Thomas North counted the men as they went past. Many were wounded; Paul Maczka of the Wrecking crew was dead, along with two of the Hibernians, and one of the Wild Geese-little Dillon. Their gear had been carried out, but their bodies would be buried here, beneath the rubble of the storeroom that North now closed behind him.

He locked the storeroom door-mostly to intensify the effects of the impending internal blast-and checked the fuse on the two kegs of powder he had placed beside the trapdoor into the tunnel. It would burn down in four minutes, give or take.

North lit the fuse, blew out the match, dropped down into the secret passage, and closed the trapdoor behind him.

Virgilio had just completed a sweeping turn to the west, which would put them among the southernmost hills of the Tramuntana mountain range, thereby screening them from eyes in Palma. But as they slipped behind the crest of the Serra de Portopi, the passengers and crew of the dirigible heard a long, dull roar behind them.

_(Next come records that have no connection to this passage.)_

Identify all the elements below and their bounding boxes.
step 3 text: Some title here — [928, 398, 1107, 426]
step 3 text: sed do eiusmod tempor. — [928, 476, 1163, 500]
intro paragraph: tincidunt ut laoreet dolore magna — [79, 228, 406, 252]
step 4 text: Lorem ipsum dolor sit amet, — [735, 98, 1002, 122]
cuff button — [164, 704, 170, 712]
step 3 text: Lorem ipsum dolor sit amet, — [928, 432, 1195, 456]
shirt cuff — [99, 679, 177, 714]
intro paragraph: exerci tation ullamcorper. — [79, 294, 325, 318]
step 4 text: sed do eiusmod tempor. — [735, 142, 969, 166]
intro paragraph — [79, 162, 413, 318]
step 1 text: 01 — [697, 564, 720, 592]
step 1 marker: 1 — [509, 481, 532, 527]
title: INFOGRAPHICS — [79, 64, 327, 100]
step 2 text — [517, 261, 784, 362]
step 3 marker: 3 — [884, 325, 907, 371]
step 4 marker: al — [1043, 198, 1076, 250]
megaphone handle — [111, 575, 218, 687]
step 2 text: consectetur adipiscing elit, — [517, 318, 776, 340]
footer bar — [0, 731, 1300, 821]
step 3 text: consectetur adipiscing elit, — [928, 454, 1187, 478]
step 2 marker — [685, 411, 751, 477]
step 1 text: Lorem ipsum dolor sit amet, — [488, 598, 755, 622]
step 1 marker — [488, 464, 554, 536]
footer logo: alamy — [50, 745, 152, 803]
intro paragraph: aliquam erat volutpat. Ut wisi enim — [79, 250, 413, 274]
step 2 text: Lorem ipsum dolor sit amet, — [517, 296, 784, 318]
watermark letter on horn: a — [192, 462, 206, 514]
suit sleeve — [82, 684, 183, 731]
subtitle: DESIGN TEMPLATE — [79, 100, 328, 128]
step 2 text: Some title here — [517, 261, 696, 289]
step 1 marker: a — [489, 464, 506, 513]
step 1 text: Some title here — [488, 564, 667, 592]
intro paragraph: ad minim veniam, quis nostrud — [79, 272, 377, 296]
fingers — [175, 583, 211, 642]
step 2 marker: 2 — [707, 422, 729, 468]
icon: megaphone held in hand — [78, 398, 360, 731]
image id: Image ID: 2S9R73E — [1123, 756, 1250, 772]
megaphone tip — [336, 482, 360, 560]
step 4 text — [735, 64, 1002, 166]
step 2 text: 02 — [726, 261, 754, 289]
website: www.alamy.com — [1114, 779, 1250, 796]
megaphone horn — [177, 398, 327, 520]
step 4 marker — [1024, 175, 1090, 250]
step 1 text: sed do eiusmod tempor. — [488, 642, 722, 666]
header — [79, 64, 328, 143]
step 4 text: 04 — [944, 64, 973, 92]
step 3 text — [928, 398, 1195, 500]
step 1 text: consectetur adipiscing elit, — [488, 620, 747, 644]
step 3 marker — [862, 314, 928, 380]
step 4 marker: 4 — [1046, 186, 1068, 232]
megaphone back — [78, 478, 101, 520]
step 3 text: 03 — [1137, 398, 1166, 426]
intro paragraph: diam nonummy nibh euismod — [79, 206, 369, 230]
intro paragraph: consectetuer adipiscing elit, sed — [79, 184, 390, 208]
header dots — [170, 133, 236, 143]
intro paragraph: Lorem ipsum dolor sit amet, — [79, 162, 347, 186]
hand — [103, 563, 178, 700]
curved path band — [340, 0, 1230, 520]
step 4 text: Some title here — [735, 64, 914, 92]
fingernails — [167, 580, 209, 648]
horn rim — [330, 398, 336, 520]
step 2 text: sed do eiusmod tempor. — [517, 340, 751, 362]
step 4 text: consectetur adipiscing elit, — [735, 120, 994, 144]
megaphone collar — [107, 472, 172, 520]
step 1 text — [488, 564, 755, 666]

Turning to look, Frank and Giovanna watched a column of white-yellow flame shoot up from the broad maw of the Castell de Bellver into the night sky. Large explosions pockmarked the blinding plume: those were powder kegs blown high before they, too detonated in mid air. “So long, fairy-tale prison,” whispered Frank.

“And saluti freedom,” sighed Giovanna.

The explosive jet settled down into a sullen orange glow; pretty at this range, it betokened an inferno trapped within the sandstone cauldron that were the walls of the Castell de Bellver.

Then they were behind the crest of Serra de Portopi, and both the flame and the sound of the bells was gone.

CHAPTER FIFTY-SIX

Thomas North tapped the Hibernian beside him, who left his position at the ruined windmill and fell back toward the black-hulled llaut that had raised its black sail. Back there, North also heard the sound he had been waiting for: the cough and steady growl of the extra motor that they had brought as an emergency back-up for the dirigible, now reverted to its original function: a small outboard motor.

A little more than half a mile to the northwest, the initially angry flames marking the Castell de Bellver had died down to occasional gutterings. From north and south, Spanish units were converging on the roads that led to the lanes that devolved into the cart tracks that wound up the slopes upon which the burning fortress was perched. What they would find when they got there was hard to estimate. On the one hand, there hadn’t been that many flammables on hand, even counting the containers of fuel jettisoned by the dirigible. But, on the other hand, the castle was sealed and the Spanish had no way to get in to fight the conflagration. Given time, the wooden floors and beams and fixtures would catch fire, too-if they hadn’t already.

“Colonel North, we’re ready.” It was Grogan’s voice.

“Very well, Grogan. Back aboard, now.” North followed the Irishman closely, and together they waded out to the llaut. They were hip-deep when they pushed it off the sandbar that its keel was barely kissing. As Ohde opened the throttle of the outboard slightly, North and Grogan hauled themselves over the side, receiving a hand from the waiting crowd hunkered low in the boat.